Round 1
First round was a culture fit, and behavioural round with the CTO and a SWE in my team. This happened quite long ago from when im writing this note down, so the details might be a bit fuzzy.
They asked me to introduce myself and went into a deep dive into my internship experiences. I forgot most of the details but there are some that stuck out to me.
- They asked me about the team size that I have worked with in my internships, and if im comfortable working in a small team
- What is the most technically challenging problem that you have dealt with in all of your internships (I realised this is a very common question companies like to ask)
- Why I want to join mobbin
- What other companies u applied to
After the interview, I managed to ask them a few questions.
- How are the teams structured (damm i forgot what was the answer, but there is a team for product, growth, and some ML team iirc)
- What they are working on now (the CTO is leading the ML team, and they also mention that they are trying to find new ways to get access to user flows from apps that are difficult to access, I believe they used an example of the tesla app)
- What is the interview process like (behavioural → technical → meet the team → CEO → offer)
These are all that I could remember, nothing out of the ordinary.

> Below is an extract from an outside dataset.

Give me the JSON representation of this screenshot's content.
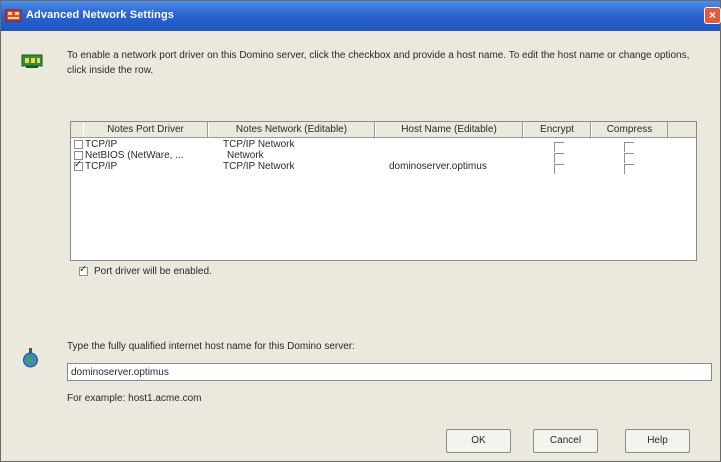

Got an email invite the next day for the next round, the technical round.
Round 2
So here is where I failed. To be honest, I did not put in much effort here and the CTO gave me more chances that I deserve. Maybe because just the day before I got an offer, so I kinda went in with a “let’s just try attitude”
First half of the interview was a live coding. Interesting part is that the coding was done by the CTO and u are supposed to direct the CTO and how and what to code. The question was to code a deepEquals method in typescript. I struggled hard. Here were some problems that I faced with
- Gave some base cases, but did not give complete base cases (were missing some cases)
- Unfamiliarity with the syntax and quirks of typescript
- Struggled with types of unknown and any
Interestingly, when I indicated that I wanted to create some testcases and run the code, the CTO said that testcases only give you a false sense of security and you only can be sure that a code is correct by giving correct base cases. After a really long time, I managed to get the code right and passed to the second half. Honestly think that the CTO gave me a lot of chances here, should have failed outright.
Second half of the interview was a rapid fire questions round. Handled the first few questions well, such as what is the difference between = and , but I stumbled at the last few very specific javascript questions, like where variables are stored, on the stack or heap. Also screwed up a question on databases, and thats when i failed. Nothing surprising there.
After the interview, I managed to ask the CTO several insightful questions. I forgot what was the exact question that I asked, but his answer will always stick with me. He mentioned that many big tech are very functionally siloed (this is a term I will soon come to use very often), as these companies make you master a certain field only. And he also mentioned how he like his engineers to be a T-shaped engineer (another interesting term, meaning that a generalist, but a master of one). He also recommended me a site to learn javascript (of which i forgot, maybe I’ll dig it out when the time comes).